III.7.2. Les tissus minéralisés : dents

Les dents et autres tissus minéralisés sont plus communément utilisés dans le cadre d’études sur la reconstruction de l’exposition aux contaminants, i.e. dans des études historiques, archéologiques voire paléontologiques. Leur utilisation dans de telles études repose sur leur pérennité, i.e. leur résistance aux dégradations physiques et chimiques qui conduit à une bonne préservation au cours du temps (Outridge, 2005 ; Dietz et al., 2009). Comme pour les poils, les éléments métalliques tels que le mercure se déposent dans les dents directement à partir du sang lors de leur minéralisation et ne sont généralement pas soumis à remobilisation par la suite (Eide et

al., 1993). Chez les mammifères marins, les dépôts minéraux dans les dents s’incrémentent de

façon continue tout au long de la vie de l’individu, sauf dans certains cas d’usure prononcée ou encore d’occlusion de la cavité pulpaire avec l’âge chez certaines espèces (Outridge, 2005 ; Dietz

et al., 2009). Les dents constituent ainsi des bioarchives qui reflètent l’imprégnation moyenne au

mercure sur un long terme voire à l’échelle de la vie.

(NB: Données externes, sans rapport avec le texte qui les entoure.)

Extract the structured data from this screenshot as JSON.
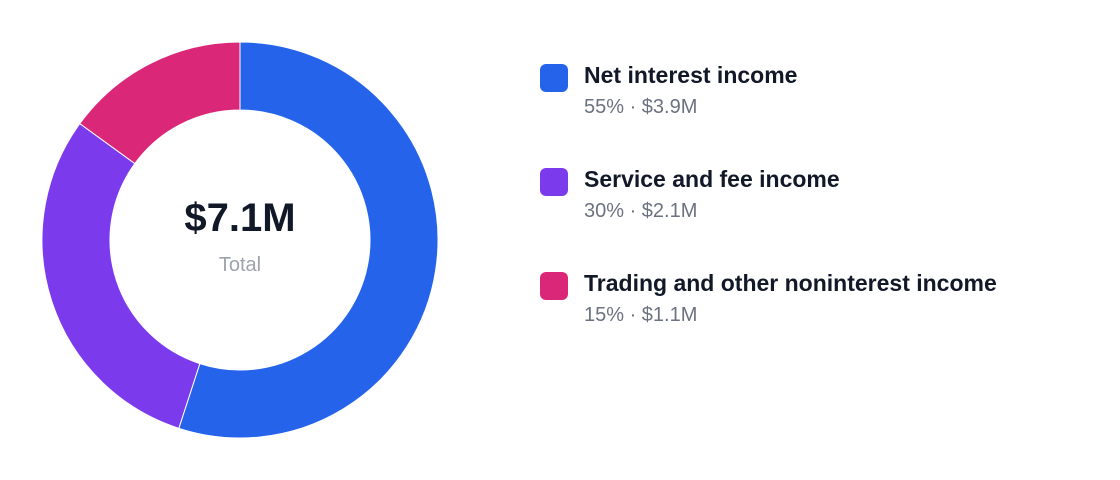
{
  "chart_data": {
    "type": "pie",
    "donut": true,
    "center": {
      "value": "$7.1M",
      "label": "Total"
    },
    "slices": [
      {
        "label": "Net interest income",
        "percent": 55,
        "percent_label": "55%",
        "amount_label": "$3.9M",
        "color": "#2563eb"
      },
      {
        "label": "Service and fee income",
        "percent": 30,
        "percent_label": "30%",
        "amount_label": "$2.1M",
        "color": "#7c3aed"
      },
      {
        "label": "Trading and other noninterest income",
        "percent": 15,
        "percent_label": "15%",
        "amount_label": "$1.1M",
        "color": "#db2777"
      }
    ],
    "legend": {
      "position": "right",
      "separator": " · "
    }
  }
}
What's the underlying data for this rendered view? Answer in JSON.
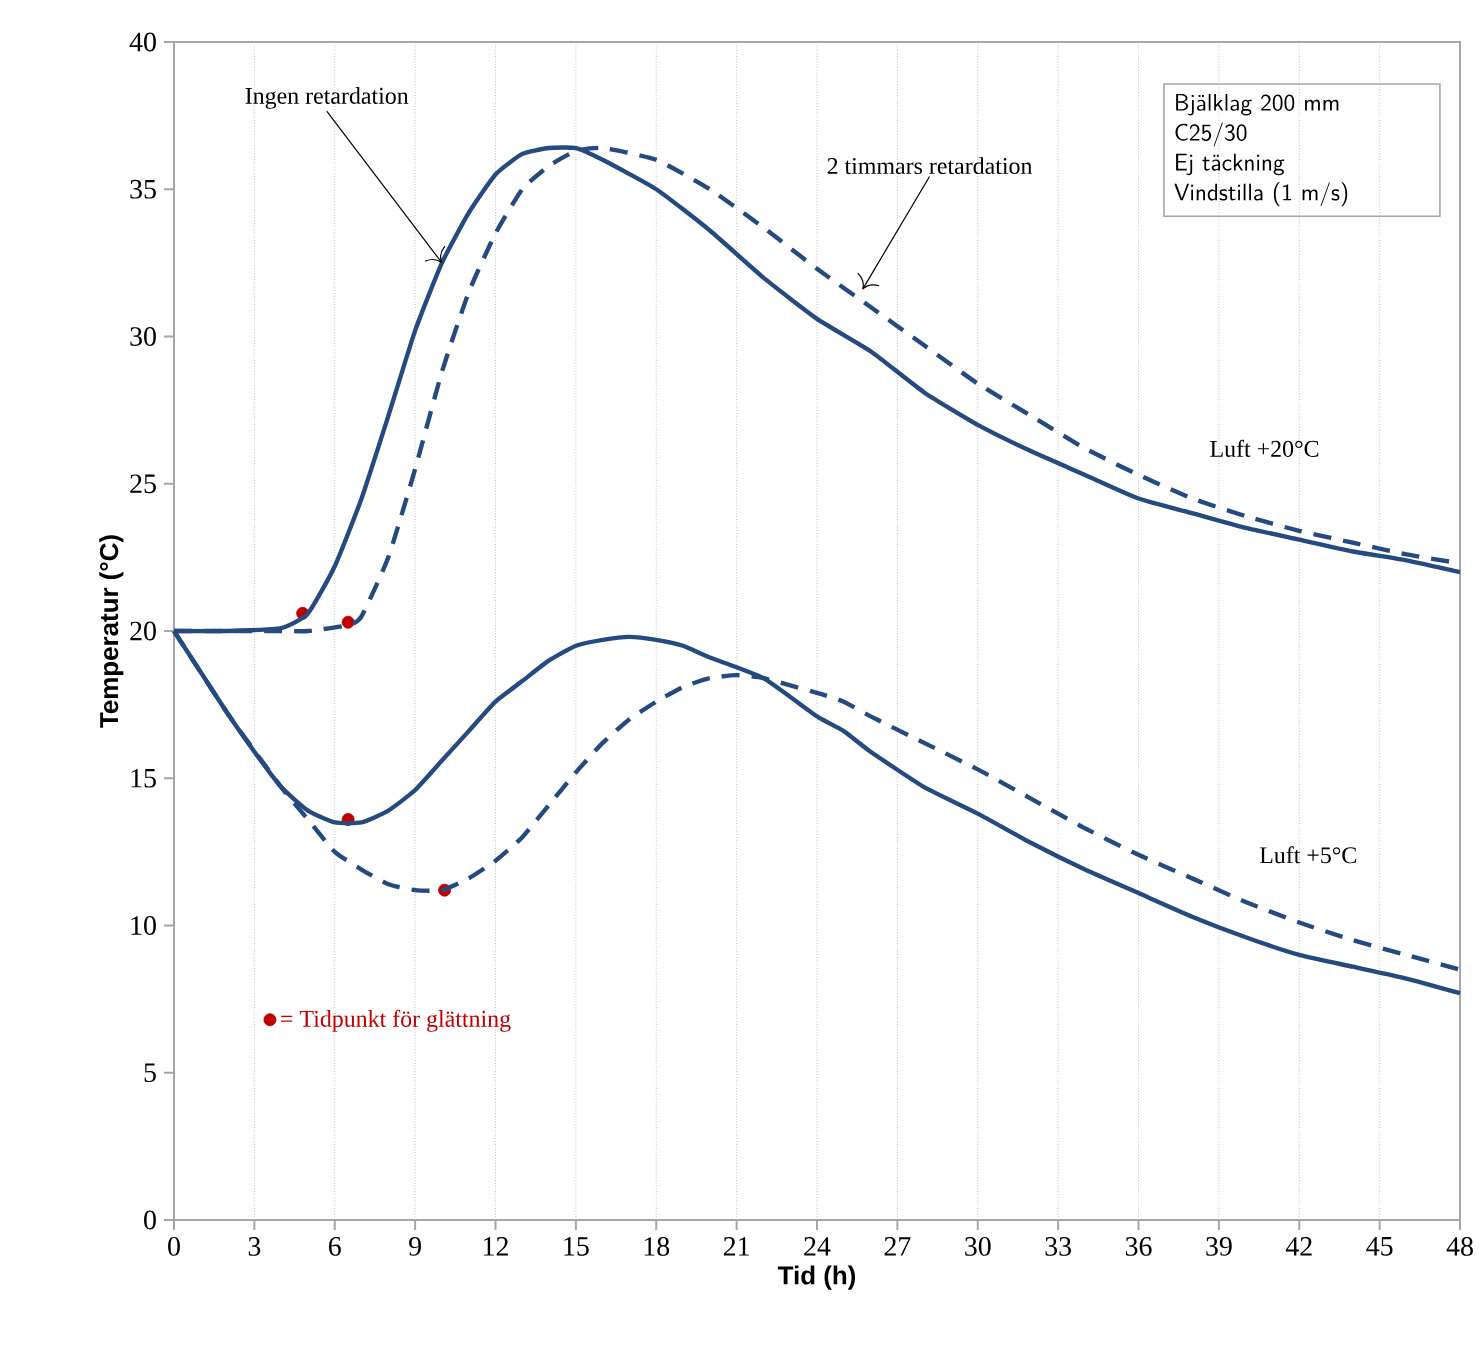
{
  "chart_data": {
    "type": "line",
    "xlabel": "Tid (h)",
    "ylabel": "Temperatur (°C)",
    "xlim": [
      0,
      48
    ],
    "ylim": [
      0,
      40
    ],
    "xticks": [
      0,
      3,
      6,
      9,
      12,
      15,
      18,
      21,
      24,
      27,
      30,
      33,
      36,
      39,
      42,
      45,
      48
    ],
    "yticks": [
      0,
      5,
      10,
      15,
      20,
      25,
      30,
      35,
      40
    ],
    "grid": "x",
    "legend": "bottom left",
    "series": [
      {
        "type": "scatter",
        "marker": "circle",
        "name": "= Tidpunkt för glättning",
        "color": "#c00000",
        "x": [
          4.8,
          6.5,
          6.5,
          10.1
        ],
        "values": [
          20.6,
          20.3,
          13.6,
          11.2
        ]
      },
      {
        "color": "#254a7f",
        "line_style": "solid",
        "x": [
          0,
          2,
          4,
          5,
          6,
          7,
          8,
          9,
          10,
          11,
          12,
          13,
          14,
          15,
          16,
          18,
          20,
          22,
          24,
          26,
          28,
          30,
          32,
          34,
          36,
          38,
          40,
          42,
          44,
          46,
          48
        ],
        "values": [
          20,
          20,
          20.1,
          20.6,
          22.2,
          24.5,
          27.3,
          30.2,
          32.5,
          34.2,
          35.5,
          36.2,
          36.4,
          36.4,
          36.0,
          35.0,
          33.6,
          32.0,
          30.6,
          29.5,
          28.1,
          27.0,
          26.1,
          25.3,
          24.5,
          24.0,
          23.5,
          23.1,
          22.7,
          22.4,
          22.0
        ]
      },
      {
        "color": "#254a7f",
        "line_style": "dashed",
        "x": [
          0,
          4,
          5,
          6.5,
          7,
          8,
          9,
          10,
          11,
          12,
          13,
          14,
          15,
          16,
          18,
          20,
          22,
          24,
          26,
          28,
          30,
          32,
          34,
          36,
          38,
          40,
          42,
          44,
          46,
          48
        ],
        "values": [
          20,
          20,
          20,
          20.2,
          20.5,
          22.5,
          25.5,
          28.8,
          31.5,
          33.5,
          35.0,
          35.8,
          36.3,
          36.4,
          36.0,
          35.0,
          33.7,
          32.3,
          31.0,
          29.7,
          28.4,
          27.3,
          26.2,
          25.3,
          24.5,
          23.9,
          23.4,
          23.0,
          22.6,
          22.3
        ]
      },
      {
        "color": "#254a7f",
        "line_style": "solid",
        "x": [
          0,
          1,
          2,
          3,
          4,
          5,
          6,
          7,
          8,
          9,
          10,
          11,
          12,
          13,
          14,
          15,
          16,
          17,
          18,
          19,
          20,
          22,
          24,
          25,
          26,
          28,
          30,
          32,
          34,
          36,
          38,
          40,
          42,
          44,
          46,
          48
        ],
        "values": [
          20,
          18.6,
          17.2,
          15.9,
          14.7,
          13.9,
          13.5,
          13.5,
          13.9,
          14.6,
          15.6,
          16.6,
          17.6,
          18.3,
          19.0,
          19.5,
          19.7,
          19.8,
          19.7,
          19.5,
          19.1,
          18.4,
          17.1,
          16.6,
          15.9,
          14.7,
          13.8,
          12.8,
          11.9,
          11.1,
          10.3,
          9.6,
          9.0,
          8.6,
          8.2,
          7.7
        ]
      },
      {
        "color": "#254a7f",
        "line_style": "dashed",
        "x": [
          0,
          2,
          4,
          5,
          6,
          7,
          8,
          9,
          10,
          11,
          12,
          13,
          14,
          15,
          16,
          17,
          18,
          19,
          20,
          21,
          22,
          24,
          25,
          26,
          28,
          30,
          32,
          34,
          36,
          38,
          40,
          42,
          44,
          46,
          48
        ],
        "values": [
          20,
          17.2,
          14.7,
          13.6,
          12.5,
          11.9,
          11.4,
          11.2,
          11.2,
          11.6,
          12.2,
          13.0,
          14.1,
          15.2,
          16.2,
          17.0,
          17.6,
          18.1,
          18.4,
          18.5,
          18.4,
          17.9,
          17.6,
          17.1,
          16.2,
          15.3,
          14.3,
          13.3,
          12.4,
          11.6,
          10.8,
          10.1,
          9.5,
          9.0,
          8.5
        ]
      }
    ],
    "annotations": [
      {
        "text": "Ingen retardation",
        "x": 10,
        "y": 32.5
      },
      {
        "text": "2 timmars retardation",
        "x": 25.7,
        "y": 31.6
      },
      "Luft +20°C",
      "Luft +5°C",
      "Bjälklag 200 mm",
      "C25/30",
      "Ej täckning",
      "Vindstilla (1 m/s)"
    ]
  }
}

Des travaux des années 90 sur les rats ont montré que les concentrations de mercure dans les dents étaient significativement corrélées à l’exposition de mercure organique et inorganique et avec les concentrations de mercure dans les tissus mous (Eide & Wesenberg, 1993 ; Eide et al., 1995). Par ailleurs, Outridge et al. (2000) ont établi des corrélations entre les concentrations de mercure dans les dents et les tissus mous, i.e. rein, foie, muscle et muktuk (peau et graisses) des bélougas (Monodon monoceros) et concluent que la dent (tout du moins le cément utilisé dans ce cas) est un bon tissu de biomonitoring des niveaux de mercure dans les tissus mous chez le bélouga. Toutefois, comme mentionné précédemment, le mercure est cumulatif dans le foie avec l’âge (Koeman et al., 1975) et représente ainsi un stockage sur le long terme. Par contre, le mercure est incorporé dans les dents en même temps que leur minéralisation et donc avec dépôt de matériel. Il n’est donc pas à

proprement parler cumulatif et les concentrations déterminées dans les dents vont refléter une exposition alimentaire moyenne sur plusieurs années voire sur l’ensemble de la vie de l’individu. L’utilisation des dents in toto est donc appropriée à l’étude de variations géographiques de l’exposition des mammifères marins au mercure, mais suppose que les individus soient relativement sédentaires ou fréquentent les mêmes zones tout au long de leur vie, les concentrations dans les dents reflétant alors une zone géographique moyenne. En outre, l’avantage de la structure et construction de ce tissu est qu’il permet de reconstituer les historiques individuels en étudiant chacun des dépôts annuels constituant la dent et d’identifier ainsi des déplacements ou des migrations qui auraient lieu au cours de la vie d’un individu. Les dents permettent également de reconstruire de longues séries temporelles d’exposition au mercure. Cependant, les tendances observées seront d’autant plus pertinentes qu’il aura été possible d’avoir accès à suffisamment d’individus ayant vécu à des périodes différentes, ce qui est problématique pour des espèces à durée de vie longue comme la plupart des mammifères marins.